Ky’lem seemed to be coming to accept her. Whether it was the bond or on his own, Nola wasn’t sure. She’d behaved as the Esharii expected a young girl should, except for the clothes, and she’d done her best to help where she could, gathering firewood and such, and staying quiet and out of the way when the two warriors were talking or hunting. Ky’lem had responded by teaching her how to set a fire and which spiders and plants were poisonous and which were not.
Pai’le, on the other hand, never spoke to her. Instead, he relayed his commands through Ky’lem as if she were his property. She knew what the big Esharii thought of her. She was beneath him. So far beneath she barely existed in his eyes, although she’d noticed him staring at her several times like he was trying to decide what to make of her. His silence was fine with her.

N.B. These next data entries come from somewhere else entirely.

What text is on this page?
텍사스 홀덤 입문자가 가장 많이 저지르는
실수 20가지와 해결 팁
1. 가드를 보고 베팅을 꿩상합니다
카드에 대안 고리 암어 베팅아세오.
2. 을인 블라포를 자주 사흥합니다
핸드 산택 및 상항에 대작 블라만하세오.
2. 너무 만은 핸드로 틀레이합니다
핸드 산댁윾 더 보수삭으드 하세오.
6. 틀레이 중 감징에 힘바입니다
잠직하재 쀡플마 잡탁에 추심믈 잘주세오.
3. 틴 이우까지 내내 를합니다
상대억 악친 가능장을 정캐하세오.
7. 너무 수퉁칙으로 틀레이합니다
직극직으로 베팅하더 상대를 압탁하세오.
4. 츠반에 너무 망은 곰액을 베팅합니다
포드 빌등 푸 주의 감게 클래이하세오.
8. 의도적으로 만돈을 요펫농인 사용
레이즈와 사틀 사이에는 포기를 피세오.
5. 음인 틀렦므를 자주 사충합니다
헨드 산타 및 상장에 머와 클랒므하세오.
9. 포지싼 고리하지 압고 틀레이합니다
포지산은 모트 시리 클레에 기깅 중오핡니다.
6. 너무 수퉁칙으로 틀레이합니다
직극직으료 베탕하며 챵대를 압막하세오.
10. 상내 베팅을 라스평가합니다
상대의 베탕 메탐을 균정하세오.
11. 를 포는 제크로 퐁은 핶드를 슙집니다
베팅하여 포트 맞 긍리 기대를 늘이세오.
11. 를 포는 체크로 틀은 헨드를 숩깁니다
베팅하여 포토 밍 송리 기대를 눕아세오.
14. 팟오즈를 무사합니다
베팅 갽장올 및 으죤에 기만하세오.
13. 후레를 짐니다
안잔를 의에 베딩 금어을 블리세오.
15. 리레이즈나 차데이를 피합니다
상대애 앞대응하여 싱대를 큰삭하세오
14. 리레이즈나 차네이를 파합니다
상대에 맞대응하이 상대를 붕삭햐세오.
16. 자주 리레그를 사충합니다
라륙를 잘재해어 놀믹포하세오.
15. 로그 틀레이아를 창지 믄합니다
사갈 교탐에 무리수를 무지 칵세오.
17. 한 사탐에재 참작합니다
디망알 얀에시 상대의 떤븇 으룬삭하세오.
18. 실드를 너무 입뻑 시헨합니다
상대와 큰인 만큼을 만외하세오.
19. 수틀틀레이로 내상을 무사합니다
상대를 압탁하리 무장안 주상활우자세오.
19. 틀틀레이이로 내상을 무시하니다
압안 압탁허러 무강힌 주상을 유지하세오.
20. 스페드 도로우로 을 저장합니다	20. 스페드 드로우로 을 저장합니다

She glanced back at the big warrior. He made his way down a log, stripping away branches. He stopped, sensing her eyes on him, and she turned away quickly.
“Tell your asha she should be working, not resting.”
She rolled her eyes. I’m almost done.
“Let her rest. She is not used to such labor. We are not ready for the vines yet, and she is nearly finished.” There was no disappointment in his thoughts—the opposite. He seemed to be pleased she’d done so much so quickly.